With the approach taken by Always Encrypted, we have a way around this. Let’s say we have to replace our certificate. All we need to do is create a new COLUMN MASTER KEY based on the new certificate, then we can decrypt our COLUMN ENCRYPTION KEY, ENCRYPTED_VALUE using the old certificate and re-encrypt that value with our new certificate. Because the actual Key value itself hasn’t changed then we can continue to read the existing data using the new certificate.

In practice this is done for you in the background through a process called “Key Rotation”. A given COLUMN ENCRYPTION KEY can actually support having two COLUMN MASTER KEYS at the same time – each of which would have it’s own encrypted version of the same underlying key. This allows the process to add a new master key and associated encrypted value, before removing the old one – which allows the key rotation process to occur fully online.

There is (understandably) a performance overhead to having two Keys at once so avoid doing this for any other reason.

I’m not going to go any further into the process of Key Rotation here, but it is generally seen as good practice to retire and refresh your certificates regularly – when you create them through SSMS they get a default expiry data one year in the future. So if you are implementing Always Encrypted, it is important to be confident you know how you will approach things when your certificate expires.

So how do the keys get used in practice?
When you run a query over a connection with column encryption enabled, the following steps occur:

  1. The client sends a preliminary call to the SQL Server Instance containing the query text. In this call it is asking for details of potential encryption on any columns involved in the query and what keys may be involved.
  2. If there are encrypted columns involved, SQL supplies that information, as well as the Column Master Key (which tells the client where to find the relevant certificate locally), and the encrypted value of the Column Encryption Key for each encrypted column.
  3. Using the information and keys, the client can then encrypt any values it needs to before sending to the database. For instance, if it is inserting data into, or looking for a particular value, in an encrypted column.
  4. The modified query is now sent to SQL for execution.
  5. SQL returns any results – with values in encrypted columns remaining in their encrypted form.
  6. If a resultset is returned, the client uses the information and keys supplied in step 2 in order to decrypt any encrypted values.
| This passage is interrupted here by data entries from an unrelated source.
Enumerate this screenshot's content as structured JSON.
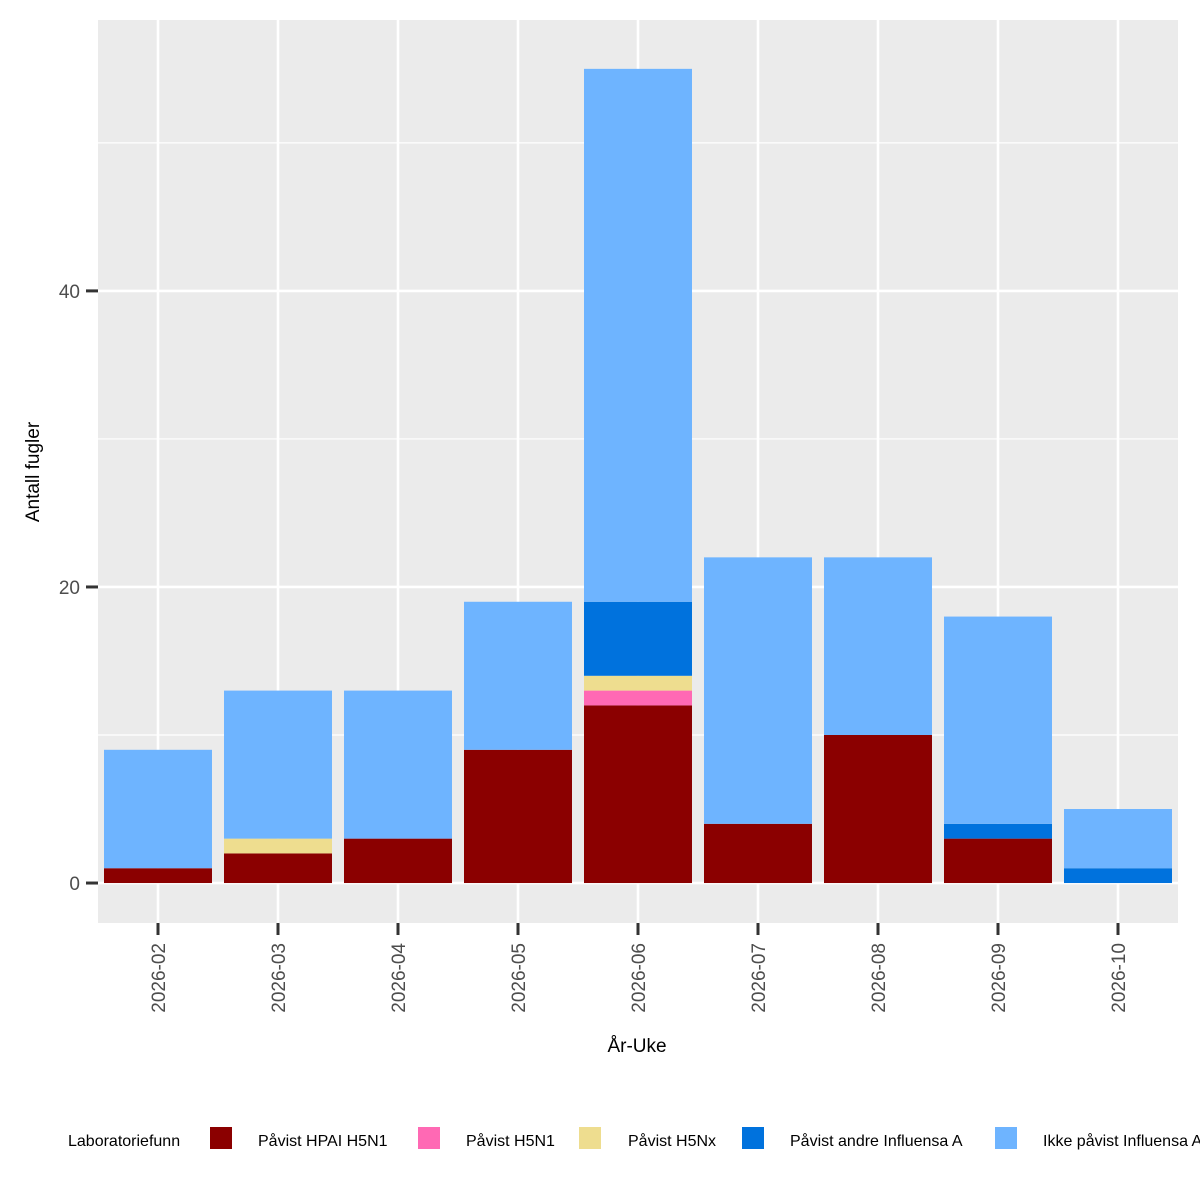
{
  "chart_data": {
    "type": "bar",
    "stacked": true,
    "title": "",
    "xlabel": "År-Uke",
    "ylabel": "Antall fugler",
    "ylim": [
      -2.7,
      58.3
    ],
    "yticks": [
      0,
      20,
      40
    ],
    "categories": [
      "2026-02",
      "2026-03",
      "2026-04",
      "2026-05",
      "2026-06",
      "2026-07",
      "2026-08",
      "2026-09",
      "2026-10"
    ],
    "series": [
      {
        "name": "Påvist HPAI H5N1",
        "color": "#8B0000",
        "values": [
          1,
          2,
          3,
          9,
          12,
          4,
          10,
          3,
          0
        ]
      },
      {
        "name": "Påvist H5N1",
        "color": "#FF69B4",
        "values": [
          0,
          0,
          0,
          0,
          1,
          0,
          0,
          0,
          0
        ]
      },
      {
        "name": "Påvist H5Nx",
        "color": "#EEDD8F",
        "values": [
          0,
          1,
          0,
          0,
          1,
          0,
          0,
          0,
          0
        ]
      },
      {
        "name": "Påvist andre Influensa A",
        "color": "#0072DD",
        "values": [
          0,
          0,
          0,
          0,
          5,
          0,
          0,
          1,
          1
        ]
      },
      {
        "name": "Ikke påvist Influensa A",
        "color": "#6EB4FF",
        "values": [
          8,
          10,
          10,
          10,
          36,
          18,
          12,
          14,
          4
        ]
      }
    ],
    "legend": {
      "title": "Laboratoriefunn",
      "position": "bottom"
    },
    "grid": true
  }
}
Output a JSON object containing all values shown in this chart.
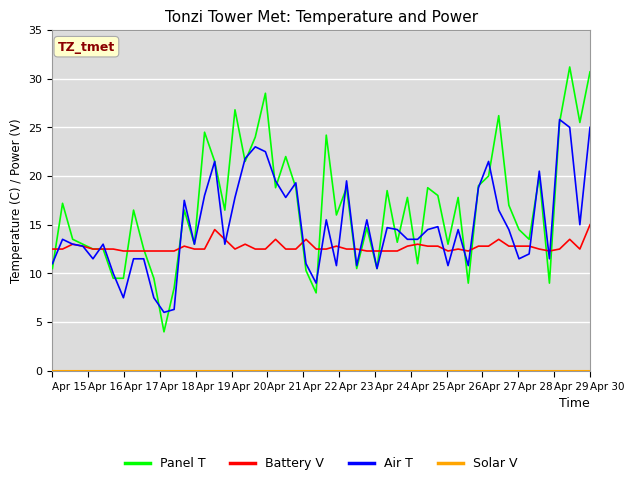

So you can see there are a few extra steps over and above your normal query execution, and that does create some performance overhead.

Final thoughts
Once you get into the business of having encryption keys then the process by which you manage them is going to be critical. If they are too easy for anyone in your organisation to access, then you may sabotage your efforts in encrypting the data in the first place.

You are going to want to have different keys in your production environments to those you have in test and development as a minimum.

Think about how you are going to manage that through your deployment processes. Do you want to generate new keys and certificates with fresh deployments? In which case where are they backed up, and who has access to them? You want to be absolutely sure you can recover the certificate your Master Column Key is based on if it is lost from your production environment. Otherwise your encrypted data is gone for good.

If you are shipping a product to a client with Always Encryption enabled – do they have the knowledge and processes to manage the keys moving forward?

And what is your plan for key rotation? How will the right people be reminded before certificates expire that they need to do something about it?

This is a great technology, and Microsoft has made it as simple as possible to use in practice. Nonetheless, it does need to be used with care.